Summary: Sermon 18 in a study in the Sermon on the Mount
“Enter through the narrow gate; for the gate is wide and the way is broad that leads to destruction, and there are many who enter through it. 14 “For the gate is small and the way is narrow that leads to life, and there are few who find it.”
With verse 13 Jesus is beginning His conclusion to this sermon. He has finished His picture of the Christian and will now go on to exhort the Christian to something that the Christian should already have realized is his only available course.
As I pointed out in my end statements last week, Jesus is concerned with the fulfilling of the law and the prophets so much that he topped his description of the Christian with the assurance that God’s Word and God’s Law is fulfilled in us and through us as we love one another with the love with which Christ loved us.
“In this is love, not that we loved God, but that He loved us and sent His Son to be the propitiation for our sins. I Jn 4:10
If God loved us sacrificially then the only love we can have toward one another that accomplishes His purpose is a sacrificial love.
Think about what you would have others do for you and think about the way you would have them treat you, He says, and do so for them; behave thusly toward them.
So then we can see if we think this through, that while the work of salvation is all of God and none of us, and while the grace that provided our redemption is full and free, yet the redeemed one, the saved one, is not saved to nothing but there is now a life to be lived with purpose and deliberateness, and it is a life to be lived not for ourselves as when we were of the world, but to God and for our brothers and sisters as those who are more important than ourselves.
As I said, Jesus is deeply concerned with the fulfilling of His law and the words He gave through His prophets, so much so that He declared not one letter or punctuation mark would go unfulfilled. And if He said that the fulfilling of them through His church was to be by the expression of a Christ-like love, then our next step is to realize that we are called to a very special kind of life that we cannot live in our own strength or out of our own resources.
His next words therefore should make a great deal of sense to us, as they call us away from the direction of the ungodly to a new direction that is contrary to that of the world.

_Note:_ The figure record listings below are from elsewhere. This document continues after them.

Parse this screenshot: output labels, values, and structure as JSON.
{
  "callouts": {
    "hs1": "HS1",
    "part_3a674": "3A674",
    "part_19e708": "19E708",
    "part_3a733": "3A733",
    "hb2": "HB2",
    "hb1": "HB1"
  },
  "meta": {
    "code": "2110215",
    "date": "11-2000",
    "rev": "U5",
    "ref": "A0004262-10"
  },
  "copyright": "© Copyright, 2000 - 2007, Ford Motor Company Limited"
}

As has been said about some of the earlier comments of Jesus in this sermon, taken out of context they could seem to refer to the process of becoming a Christian. But since we’ve noted all along that the Sermon on the Mount is for believers because no unbeliever could begin to understand the spiritual truths therein, much less live any of them out, then we have to conclude that when Jesus exhorts His hearers to ‘enter through the narrow gate” He is talking about a direction to be taken by the one who is already a Christian. We are not to enter through in order to become a Christian, but because we already are one.
THE NARROW GATE vs THE WIDE GATE
Ok. So we are believers in Christ, born from above, indwelt and helped by the Holy Spirit and we are to enter through a certain gate. Let’s talk about these two gates that Jesus compares and determine what He is warning us about and then we’ll talk about these two ‘way’s He refers to and see how they fit in and what they mean for us.
First then, He says to enter through the narrow gate. The gate to destruction is wide which also implies ‘easy’. But the gate to life is narrow.
When you go to the airport to get on a plane and take a trip you at some point must pass through a gate. Especially since September 11, 2001, the personnel working at those gates are very careful to let only one person through at a time. In fact, the metal detectors are designed in such a way that only one person can go through at a time. They are narrow.
So what can we glean from this picture?
Well let’s approach it by way of contrast. He said the gate to destruction is wide and there are many who enter through that.
When I was in my junior high years my parents took me to the Shrine Auditorium in Los Angeles to the services of evangelist, Kathryn Kuhlman.